The fish often answered to their names when called by their master, or their keeper. The latter, nomenclator, made a very handsome income from the admiring crowds, who flocked to see the fish perform their exercises with wagging tails or heads bedecked with rich jewels.[551]
Antonia, to whom the lands and villa of Hortensius descended, even stripped herself of her earrings to put them on a muræna. This lady, apart from this anecdote, was no ordinary person. We find her passing from the positive of celebrated renown for her beauty, her virtue, her chastity (no mean feat in that day!), through the comparative of being the mother of Germanicus Cæsar and Claudius, and the grandmother of Caligula (which last, in slang parlance, “wanted a bit of doing!”), unto the superlative of deathless fame in Pliny’s “Nunquam exspuisse” (never spat!).[552]

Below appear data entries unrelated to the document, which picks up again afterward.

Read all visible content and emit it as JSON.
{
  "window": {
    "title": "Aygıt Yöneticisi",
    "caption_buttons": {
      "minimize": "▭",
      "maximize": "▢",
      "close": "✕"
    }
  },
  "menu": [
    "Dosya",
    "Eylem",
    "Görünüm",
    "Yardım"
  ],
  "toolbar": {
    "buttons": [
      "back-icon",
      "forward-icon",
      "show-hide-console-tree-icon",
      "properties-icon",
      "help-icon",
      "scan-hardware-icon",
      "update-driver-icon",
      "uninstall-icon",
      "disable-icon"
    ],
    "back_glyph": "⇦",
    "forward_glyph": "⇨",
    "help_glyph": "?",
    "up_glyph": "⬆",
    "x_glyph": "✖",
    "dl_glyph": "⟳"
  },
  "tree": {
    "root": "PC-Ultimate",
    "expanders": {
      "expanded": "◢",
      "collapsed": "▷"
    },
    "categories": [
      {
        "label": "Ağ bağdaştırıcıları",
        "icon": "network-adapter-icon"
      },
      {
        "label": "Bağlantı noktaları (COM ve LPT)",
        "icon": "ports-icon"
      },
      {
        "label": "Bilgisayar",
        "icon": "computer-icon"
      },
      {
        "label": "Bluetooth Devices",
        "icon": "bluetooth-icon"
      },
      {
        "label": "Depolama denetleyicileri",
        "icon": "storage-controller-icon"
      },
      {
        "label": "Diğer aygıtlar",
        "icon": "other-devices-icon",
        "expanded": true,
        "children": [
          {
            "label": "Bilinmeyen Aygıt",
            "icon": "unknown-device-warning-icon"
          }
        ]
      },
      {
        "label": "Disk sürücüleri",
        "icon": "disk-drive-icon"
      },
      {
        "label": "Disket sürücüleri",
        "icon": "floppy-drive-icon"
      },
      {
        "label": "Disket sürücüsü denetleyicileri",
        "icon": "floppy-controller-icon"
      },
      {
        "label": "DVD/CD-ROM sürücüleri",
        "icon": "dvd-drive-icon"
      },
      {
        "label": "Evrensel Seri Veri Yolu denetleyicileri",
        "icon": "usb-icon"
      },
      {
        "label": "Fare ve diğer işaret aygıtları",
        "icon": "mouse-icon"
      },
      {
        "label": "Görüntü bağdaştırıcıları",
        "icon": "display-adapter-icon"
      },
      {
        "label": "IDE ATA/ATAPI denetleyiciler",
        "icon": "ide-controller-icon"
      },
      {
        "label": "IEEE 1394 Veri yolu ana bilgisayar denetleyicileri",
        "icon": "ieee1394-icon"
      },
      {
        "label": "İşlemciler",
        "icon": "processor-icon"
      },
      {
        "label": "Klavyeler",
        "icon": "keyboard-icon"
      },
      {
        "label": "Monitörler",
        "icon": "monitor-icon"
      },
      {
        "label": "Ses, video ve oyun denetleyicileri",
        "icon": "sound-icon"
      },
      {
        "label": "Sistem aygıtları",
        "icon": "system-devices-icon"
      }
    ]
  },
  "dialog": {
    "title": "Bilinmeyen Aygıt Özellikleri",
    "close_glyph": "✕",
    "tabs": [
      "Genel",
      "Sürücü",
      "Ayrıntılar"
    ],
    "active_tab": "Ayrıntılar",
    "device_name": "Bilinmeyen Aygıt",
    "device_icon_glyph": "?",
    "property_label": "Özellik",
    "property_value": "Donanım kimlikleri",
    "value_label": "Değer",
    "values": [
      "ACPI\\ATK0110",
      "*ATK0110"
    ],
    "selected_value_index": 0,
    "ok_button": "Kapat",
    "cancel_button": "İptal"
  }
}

The savage use to which Vedius Pollio put his vivaria can be learnt from the pages of Pliny[553] and Seneca.[554] A slave, for breaking a crystal decanter at a banquet given to Augustus, was ordered to be thrown instantly into a piscina, there to be eaten alive by the nibbling voracious Murænæ. Escaping from his guards he threw himself at the Emperor’s feet, “beseeching nothing else except that he should die otherwise than as food for fish”[555]. Cæsar moved “novitate crudelitatis” (he little knew that this was his host’s cheery custom) commanded the crystals of Pollio to be smashed on the spot, the slave to be freed, and all the fishponds to be filled up.
As conducive to la joie de vivre of the other slaves, the command was commendable, for the bite of the Muræna’s serrated teeth, according to Nicander’s Theriaca—that “nullius fidei farrago”—owing to its mating with the viper, dealt poisonous death and destruction to the fishermen driven by its pursuit “headlong from their boats,” and was only curable by a mixture made of ashes from its own burnt head! So dreaded was this fish—curious is it not, to read, although from its savage nature no other could inhabit the same vivarium, the many stories of its tameness and docility?—that one of the direst of imprecations ran that in the under-world your enemy’s lungs should be mangled by Murænæ![556]